D-kloprostenol sodowy i L-kloprostenol sodowy są enancjomerami, co oznacza, że są swoimi lustrzanymi odbiciami i mają różne układy przestrzenne atomów. Oddzielenie soli sodowej D-kloprostenolu od soli sodowej L-kloprostenolu zazwyczaj obejmuje chiralne techniki rozdzielania. Oto dwie powszechnie stosowane metody takiego rozdzielania:
Chromatografia chiralna: Chromatografia chiralna jest szeroko stosowaną techniką rozdzielania enancjomerów. Polega ona na wykorzystaniu chiralnej fazy stacjonarnej, którą jest kolumna lub żywica zawierająca chiralny selektor. Selektor chiralny oddziałuje inaczej z enancjomerami, prowadząc do ich zróżnicowanej retencji i separacji. Kolumnę wypełnia się chiralną fazą stacjonarną, a mieszaninę soli sodowej D-kloprostenolu i soli sodowej L-kloprostenolu przepuszcza się przez kolumnę w określonych warunkach fazy ruchomej.

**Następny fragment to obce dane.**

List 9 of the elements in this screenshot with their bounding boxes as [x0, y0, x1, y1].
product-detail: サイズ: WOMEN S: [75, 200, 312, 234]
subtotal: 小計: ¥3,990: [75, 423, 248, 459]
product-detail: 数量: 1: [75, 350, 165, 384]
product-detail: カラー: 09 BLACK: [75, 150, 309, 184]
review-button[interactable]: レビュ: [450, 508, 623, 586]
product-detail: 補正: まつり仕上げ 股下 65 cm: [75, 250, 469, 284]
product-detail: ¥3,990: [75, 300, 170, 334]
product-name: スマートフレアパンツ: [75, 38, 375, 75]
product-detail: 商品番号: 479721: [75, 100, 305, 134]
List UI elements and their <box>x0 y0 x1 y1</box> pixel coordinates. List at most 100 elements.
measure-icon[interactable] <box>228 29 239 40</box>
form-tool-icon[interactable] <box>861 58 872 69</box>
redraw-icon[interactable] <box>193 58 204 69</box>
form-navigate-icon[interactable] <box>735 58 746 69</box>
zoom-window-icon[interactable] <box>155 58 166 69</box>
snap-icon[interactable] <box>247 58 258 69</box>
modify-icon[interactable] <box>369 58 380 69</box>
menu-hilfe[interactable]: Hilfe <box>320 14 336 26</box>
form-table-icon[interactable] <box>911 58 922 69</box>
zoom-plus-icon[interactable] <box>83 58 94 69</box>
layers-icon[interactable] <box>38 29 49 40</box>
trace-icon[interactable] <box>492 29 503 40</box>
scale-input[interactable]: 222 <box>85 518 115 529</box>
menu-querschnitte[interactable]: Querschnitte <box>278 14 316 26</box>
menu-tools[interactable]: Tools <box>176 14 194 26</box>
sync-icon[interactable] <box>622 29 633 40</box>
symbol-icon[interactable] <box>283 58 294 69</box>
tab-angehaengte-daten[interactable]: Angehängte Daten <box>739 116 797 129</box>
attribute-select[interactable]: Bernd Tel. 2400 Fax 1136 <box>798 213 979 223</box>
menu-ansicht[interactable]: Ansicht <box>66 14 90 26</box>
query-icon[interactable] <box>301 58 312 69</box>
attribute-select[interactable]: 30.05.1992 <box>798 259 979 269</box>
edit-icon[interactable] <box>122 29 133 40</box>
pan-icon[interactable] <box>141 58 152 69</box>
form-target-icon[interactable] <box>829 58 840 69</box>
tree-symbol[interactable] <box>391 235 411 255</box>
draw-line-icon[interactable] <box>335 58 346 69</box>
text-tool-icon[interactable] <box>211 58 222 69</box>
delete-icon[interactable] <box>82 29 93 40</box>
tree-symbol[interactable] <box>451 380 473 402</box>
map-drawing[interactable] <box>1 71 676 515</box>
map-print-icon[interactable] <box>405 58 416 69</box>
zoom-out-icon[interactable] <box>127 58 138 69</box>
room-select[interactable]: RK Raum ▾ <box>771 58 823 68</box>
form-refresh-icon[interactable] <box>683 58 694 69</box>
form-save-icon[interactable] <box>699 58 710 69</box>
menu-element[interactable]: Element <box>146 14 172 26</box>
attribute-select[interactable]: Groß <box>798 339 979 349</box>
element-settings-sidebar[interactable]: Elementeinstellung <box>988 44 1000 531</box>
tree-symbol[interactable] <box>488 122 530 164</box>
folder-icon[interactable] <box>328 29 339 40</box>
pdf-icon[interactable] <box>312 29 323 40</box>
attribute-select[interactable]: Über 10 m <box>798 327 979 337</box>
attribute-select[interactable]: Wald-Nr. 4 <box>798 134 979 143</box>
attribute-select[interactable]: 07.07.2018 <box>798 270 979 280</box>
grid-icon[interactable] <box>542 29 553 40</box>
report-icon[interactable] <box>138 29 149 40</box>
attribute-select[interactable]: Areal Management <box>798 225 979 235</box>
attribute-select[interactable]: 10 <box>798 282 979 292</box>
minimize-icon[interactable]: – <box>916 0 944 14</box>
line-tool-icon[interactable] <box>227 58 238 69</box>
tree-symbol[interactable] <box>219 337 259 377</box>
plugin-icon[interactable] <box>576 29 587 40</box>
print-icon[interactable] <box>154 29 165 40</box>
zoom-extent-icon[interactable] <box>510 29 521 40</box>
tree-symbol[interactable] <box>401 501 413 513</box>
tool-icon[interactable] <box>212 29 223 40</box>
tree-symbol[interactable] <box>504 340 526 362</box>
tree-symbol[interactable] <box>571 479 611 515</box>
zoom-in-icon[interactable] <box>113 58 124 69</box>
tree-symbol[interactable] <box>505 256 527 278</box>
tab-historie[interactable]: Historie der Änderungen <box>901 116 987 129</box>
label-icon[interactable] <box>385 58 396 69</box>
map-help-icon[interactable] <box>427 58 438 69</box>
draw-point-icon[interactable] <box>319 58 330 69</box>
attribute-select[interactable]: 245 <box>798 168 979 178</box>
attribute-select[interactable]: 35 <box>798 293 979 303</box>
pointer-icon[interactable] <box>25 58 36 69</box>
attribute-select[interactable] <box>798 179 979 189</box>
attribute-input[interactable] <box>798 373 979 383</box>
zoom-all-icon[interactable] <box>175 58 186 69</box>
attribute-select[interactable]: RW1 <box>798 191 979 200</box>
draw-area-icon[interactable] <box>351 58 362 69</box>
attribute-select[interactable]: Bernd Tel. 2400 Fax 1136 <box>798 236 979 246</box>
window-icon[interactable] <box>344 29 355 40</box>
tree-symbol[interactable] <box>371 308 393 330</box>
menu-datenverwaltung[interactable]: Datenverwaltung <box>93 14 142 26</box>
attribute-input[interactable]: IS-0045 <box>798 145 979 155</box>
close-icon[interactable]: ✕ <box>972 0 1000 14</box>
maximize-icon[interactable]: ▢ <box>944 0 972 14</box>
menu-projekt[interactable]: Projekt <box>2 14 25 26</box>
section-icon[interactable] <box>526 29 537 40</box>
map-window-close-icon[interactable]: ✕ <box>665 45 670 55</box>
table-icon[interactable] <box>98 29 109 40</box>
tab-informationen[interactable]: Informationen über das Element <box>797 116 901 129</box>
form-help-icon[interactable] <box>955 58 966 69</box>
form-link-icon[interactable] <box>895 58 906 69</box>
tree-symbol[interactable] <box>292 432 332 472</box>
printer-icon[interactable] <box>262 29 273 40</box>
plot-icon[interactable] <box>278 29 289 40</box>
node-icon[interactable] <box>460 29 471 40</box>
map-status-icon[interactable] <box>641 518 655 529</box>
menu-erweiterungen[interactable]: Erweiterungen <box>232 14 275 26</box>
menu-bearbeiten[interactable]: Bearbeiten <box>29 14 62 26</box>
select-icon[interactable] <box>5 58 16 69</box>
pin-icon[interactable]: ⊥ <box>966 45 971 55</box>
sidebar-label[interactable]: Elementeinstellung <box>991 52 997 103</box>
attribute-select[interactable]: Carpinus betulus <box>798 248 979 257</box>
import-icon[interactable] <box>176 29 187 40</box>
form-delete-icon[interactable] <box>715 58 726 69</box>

Gdy związki przechodzą przez kolumnę, oddziałują w różny sposób z chiralną fazą stacjonarną, co prowadzi do rozdzielenia enancjomerów.
Rozdzielczość enzymatyczna: Rozdzielczość enzymatyczna to kolejna metoda stosowana do rozdzielania enancjomerów. Polega na wykorzystaniu enzymów, które selektywnie oddziałują z jednym enancjomerem, przekształcając go w produkt, pozostawiając nienaruszony drugi enancjomer. Na przykład enzym może selektywnie katalizować reakcję z D-kloprostenolem sodowym, ale nie z L-kloprostenolem sodowym. Wykorzystując tę różnicę w reaktywności, można rozdzielić dwa enancjomery. Rozdział enzymatyczny można przeprowadzić w roztworze lub za pomocą immobilizowanych enzymów na stałych nośnikach.
Należy zauważyć, że specyficzna zastosowana metoda rozdzielania może zależeć od czynników, takich jak właściwości enancjomerów, pożądana czystość rozdzielonego enancjomeru i dostępność odpowiednich technik rozdzielania. Ponadto oddzielenie soli sodowej D-kloprostenolu i soli sodowej L-kloprostenolu może być przeprowadzane przez producentów farmaceutycznych i może obejmować zastrzeżone procesy specyficzne dla ich procedur produkcyjnych.